BT’s chief brand marketing officer Zaid Al-Qassab believes marketing is having an “existential crisis” and the industry will end up “poorer” if it does not respond.
Speaking to Marketing Week at ISBA’s annual conference in London yesterday (8 March), he said the challenge is the “struggle as a profession to move from the traditional world to the digital world”, which is creating a huge gap between the skillsets of marketers that sit in these two camps.
He said: “If we don’t respond and create whole-brained marketers who understand both sides of things we will end up much the poorer. We will end up chasing clicks in a never ending world of rising costs of acquiring customers because we’ve forgotten how to truly connect with them on an emotional and brand level.”

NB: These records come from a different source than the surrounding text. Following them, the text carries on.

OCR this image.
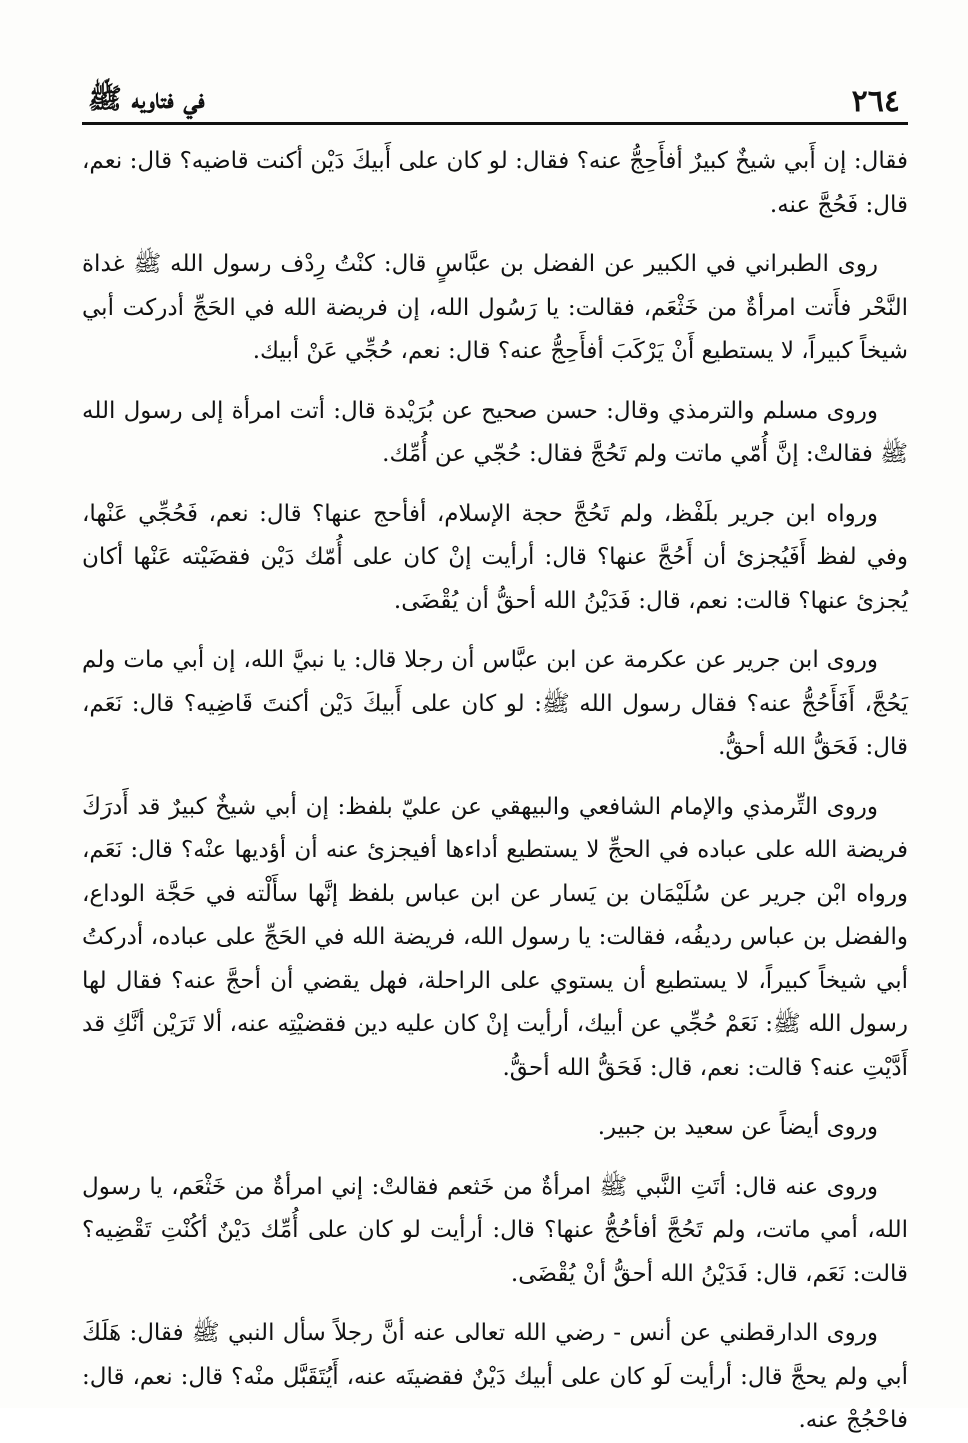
٢٦٤
في فتاويه ﷺ

فقال: إن أَبي شيخٌ كبيرٌ أفأَحِجُّ عنه؟ فقال: لو كان على أَبيكَ دَيْن أكنت قاضيه؟ قال: نعم، قال: فَحُجَّ عنه.

روى الطبراني في الكبير عن الفضل بن عبَّاسٍ قال: كنْتُ رِدْف رسول الله ﷺ غداة النَّحْر فأَتت امرأةٌ من خَثْعَم، فقالت: يا رَسُول الله، إن فريضة الله في الحَجِّ أدركت أبي شيخاً كبيراً، لا يستطيع أَنْ يَرْكَبَ أفأَحِجُّ عنه؟ قال: نعم، حُجِّي عَنْ أبيك.

وروى مسلم والترمذي وقال: حسن صحيح عن بُرَيْدة قال: أتت امرأة إلى رسول الله ﷺ فقالتْ: إنَّ أُمّي ماتت ولم تَحُجَّ فقال: حُجّي عن أُمِّك.

ورواه ابن جرير بلَفْظ، ولم تَحُجَّ حجة الإسلام، أفأحج عنها؟ قال: نعم، فَحُجِّي عَنْها، وفي لفظ أَفَيُجزئ أن أَحُجَّ عنها؟ قال: أرأيت إنْ كان على أُمّك دَيْن فقضَيْته عَنْها أكان يُجزئ عنها؟ قالت: نعم، قال: فَدَيْنُ الله أحقُّ أن يُقْضَى.

وروى ابن جرير عن عكرمة عن ابن عبَّاس أن رجلا قال: يا نبيَّ الله، إن أبي مات ولم يَحُجَّ، أَفَأَحُجُّ عنه؟ فقال رسول الله ﷺ: لو كان على أَبيكَ دَيْن أكنتَ قَاضِيه؟ قال: نَعَم، قال: فَحَقُّ الله أحقُّ.

وروى التِّرمذي والإمام الشافعي والبيهقي عن عليّ بلفظ: إن أبي شيخٌ كبيرٌ قد أَدرَكَ فريضة الله على عباده في الحجِّ لا يستطيع أداءها أفيجزئ عنه أن أؤديها عنْه؟ قال: نَعَم، ورواه ابْن جرير عن سُلَيْمَان بن يَسار عن ابن عباس بلفظ إنَّها سأَلْته في حَجَّة الوداع، والفضل بن عباس رديفُه، فقالت: يا رسول الله، فريضة الله في الحَجِّ على عباده، أدركتُ أبي شيخاً كبيراً، لا يستطيع أن يستوي على الراحلة، فهل يقضي أن أحجَّ عنه؟ فقال لها رسول الله ﷺ: نَعَمْ حُجِّي عن أبيك، أرأيت إنْ كان عليه دين فقضيْتِه عنه، ألا تَرَيْن أنَّكِ قد أَدَّيْتِ عنه؟ قالت: نعم، قال: فَحَقُّ الله أحقُّ.

وروى أيضاً عن سعيد بن جبير.

وروى عنه قال: أتَتِ النَّبي ﷺ امرأةٌ من خَثعم فقالتْ: إني امرأةٌ من خَثْعَم، يا رسول الله، أمي ماتت، ولم تَحُجَّ أفأحُجُّ عنها؟ قال: أرأيت لو كان على أُمِّك دَيْنٌ أكُنْتِ تَقْضِيه؟ قالت: نَعَم، قال: فَدَيْنُ الله أحقُّ أنْ يُقْضَى.

وروى الدارقطني عن أنس - رضي الله تعالى عنه أنَّ رجلاً سأل النبي ﷺ فقال: هَلَكَ أبي ولم يحجَّ قال: أرأيت لَو كان على أبيك دَيْنٌ فقضيتَه عنه، أَيُتَقَبَّل منْه؟ قال: نعم، قال: فاحْجُجْ عنه.
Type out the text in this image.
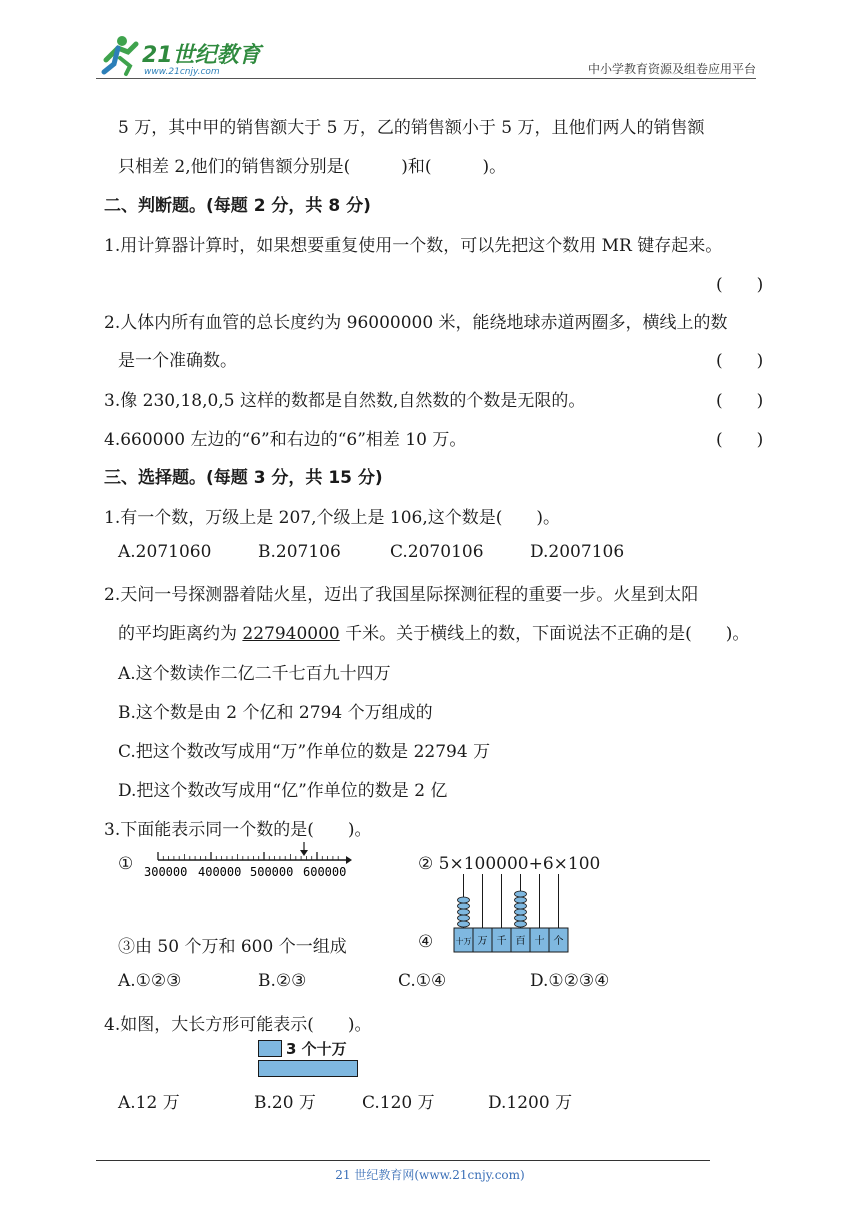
21世纪教育
www.21cnjy.com	中小学教育资源及组卷应用平台
5 万，其中甲的销售额大于 5 万，乙的销售额小于 5 万，且他们两人的销售额
只相差 2,他们的销售额分别是(　　　)和(　　　)。
二、判断题。(每题 2 分，共 8 分)
1.用计算器计算时，如果想要重复使用一个数，可以先把这个数用 MR 键存起来。
(　　)
2.人体内所有血管的总长度约为 96000000 米，能绕地球赤道两圈多，横线上的数
是一个准确数。	(　　)
3.像 230,18,0,5 这样的数都是自然数,自然数的个数是无限的。	(　　)
4.660000 左边的“6”和右边的“6”相差 10 万。	(　　)
三、选择题。(每题 3 分，共 15 分)
1.有一个数，万级上是 207,个级上是 106,这个数是(　　)。
A.2071060	B.207106	C.2070106	D.2007106
2.天问一号探测器着陆火星，迈出了我国星际探测征程的重要一步。火星到太阳
的平均距离约为 227940000 千米。关于横线上的数，下面说法不正确的是(　　)。
A.这个数读作二亿二千七百九十四万
B.这个数是由 2 个亿和 2794 个万组成的
C.把这个数改写成用“万”作单位的数是 22794 万
D.把这个数改写成用“亿”作单位的数是 2 亿
3.下面能表示同一个数的是(　　)。
① 300000 400000 500000 600000	② 5×100000+6×100
③由 50 个万和 600 个一组成	④	十万 万 千 百 十 个
A.①②③	B.②③	C.①④	D.①②③④
4.如图，大长方形可能表示(　　)。
3 个十万
A.12 万	B.20 万	C.120 万	D.1200 万
21 世纪教育网(www.21cnjy.com)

The marketing chief warned that the “whole profession” and businesses generally “will be worse for it” if the problem is not addressed. He said there is “no escaping that we have to get brilliant at using digital channels and the world of data”, but if marketers focus on that without understanding customers it will end up costing brands dearly as they won’t be able to connect with customers properly.
Responding to criticism
However, digital is helping BT communicate with its customers in ways it couldn’t before, which is particularly useful at a time when it is having to respond to criticism.
BT has made headlines this week after reports suggested customers could end up footing the bill for the £1.2bn it paid for the broadcasting rights to the UEFA Champions League. It also made headlines in January after an accounting scandal in Italy wiped £8bn off the stock market value of the company, while the quality of the BT OpenReach service was called into question in Ofcom’s Digital Communications Review (DCR) in 2016.
Al-Qassab said the array of channels open to the brand today means it “can talk to [consumers] instantly to reassure them if they have heard something that might have worried them”.
He added: “You can react fast to positive and negative stories and it is expected these days. People have lots of means of accessing news – not all of it accurate – and as a brand, if you have a good relationship with customers, have to work out what they’re thinking about, talking about, enjoying or worrying about and be able to communicate really fast.”